In research led by Ben Valen, we investigate patterns of prejudice against people with non-binary (not exclusively male or female) gender identities. Some key predictors include conservative political orientation, social dominance orientation, and need for closure. It does not seem to make much difference whether the term “non-binary” is used or a more detailed description is given in its place.


Investigating Class Attitudes: Derogation of the Lazy Rich and Praise for the Hardworking Poor

Plots depicting hardworking, lazy, entitled trait ratings of SES Groups

This research, led by Mackenzie Ess, aims to broaden current understandings of factors that influence class prejudice.  In an initial study, and contradicting prior research, we found that participants had significantly more positive attitudes toward a low-socioeconomic status (SES) candidate than a high-SES candidate.

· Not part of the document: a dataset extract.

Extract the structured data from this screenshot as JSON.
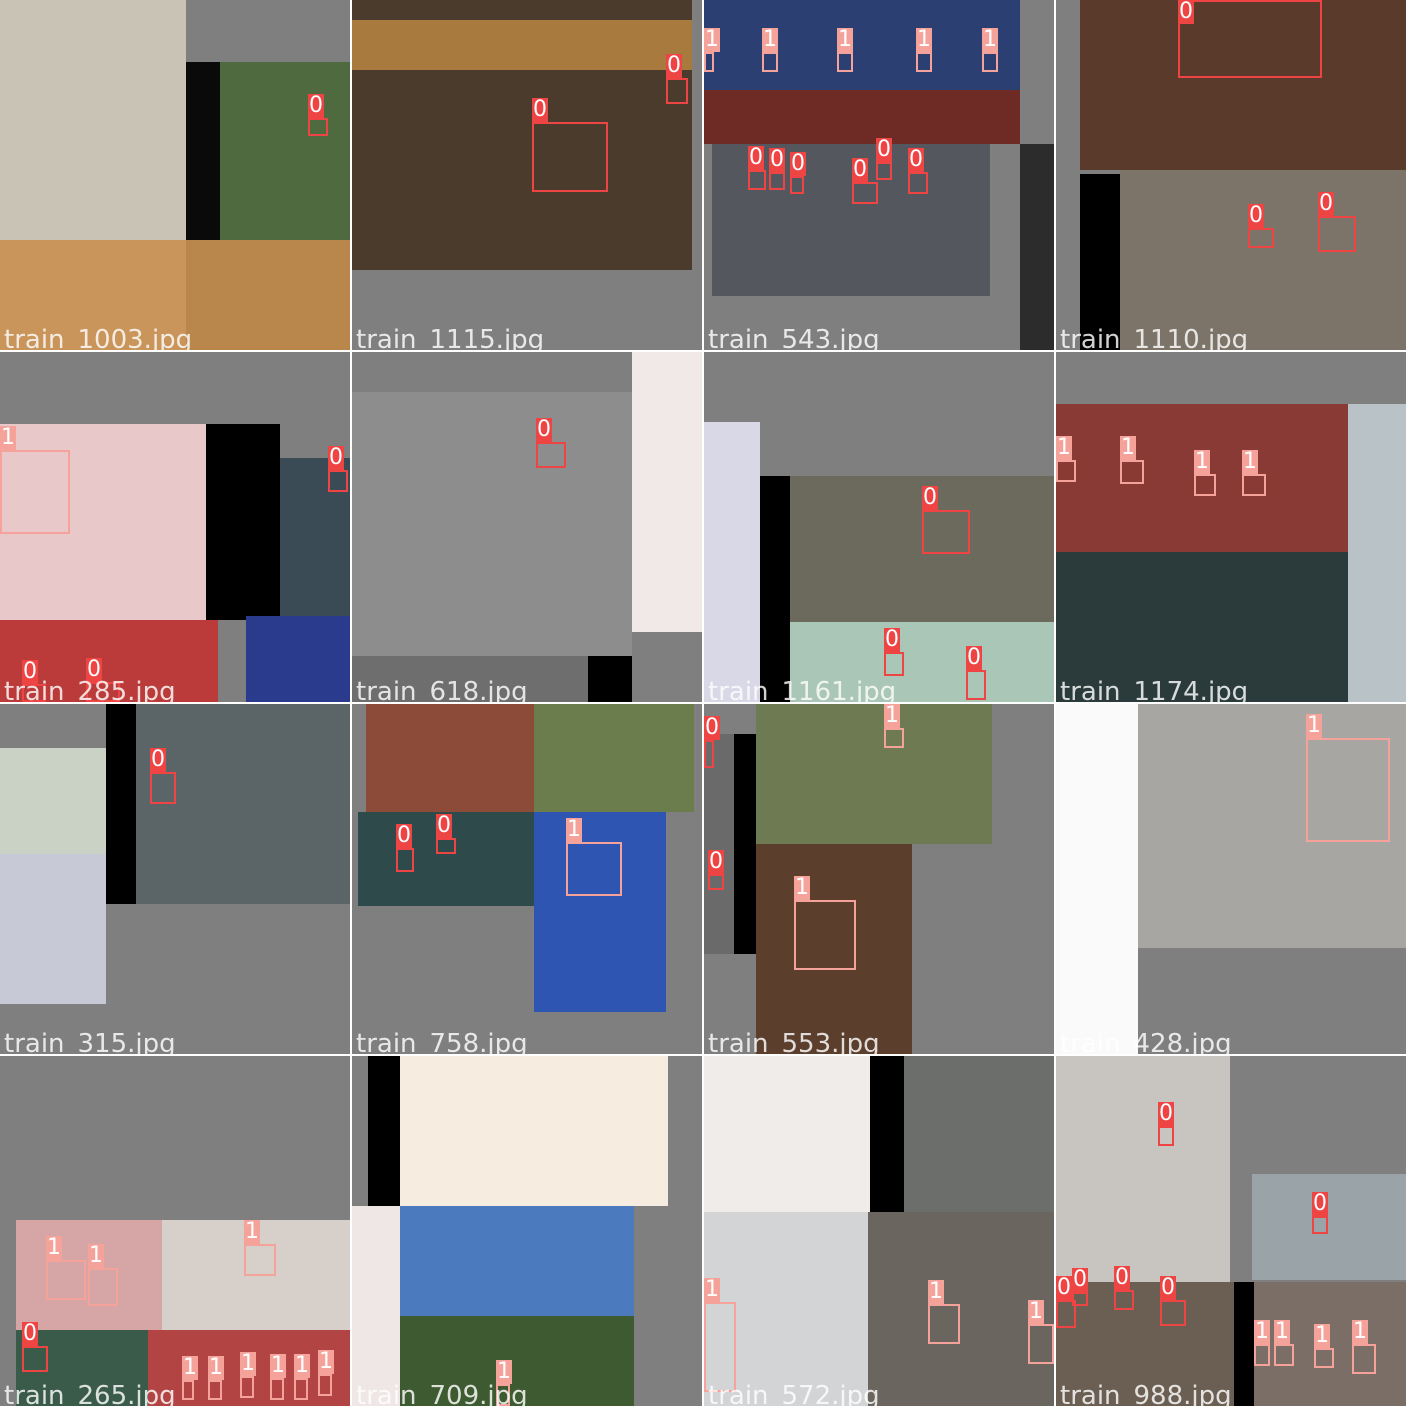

We later manipulated SES and perceptions of work ethic to investigate the role that endorsement of the Protestant work ethic (PWE) plays in shaping class attitudes. Overall, this research suggests that perceptions of work ethic and class status may operate together in determining attitudes. Specifically, when low-SES targets are evaluated as high in work ethic, this may trigger a specific sub-type of the “hard-working poor” that overrides negative stereotypes of low-SES targets as lazy or less competent.


Class Attitudes & Attributions

In research led by Mackenzie Ess, we investigate ways in which class attitudes may be influenced by attributions people make about a target’s socioeconomic status (SES) group. In a current study, participants read a short vignette about a low-SES target who is either lazy (a dispositional attribution for SES) or unlucky (a situational attribution for SES). We are interested in how people may evaluate low-SES targets differently depending on this attribution. Specifically, we are predicting that participants will evaluate unlucky (versus lazy) targets more positively with respect to trait evaluations and that this will also be reflected in their endorsement of classist stereotypes.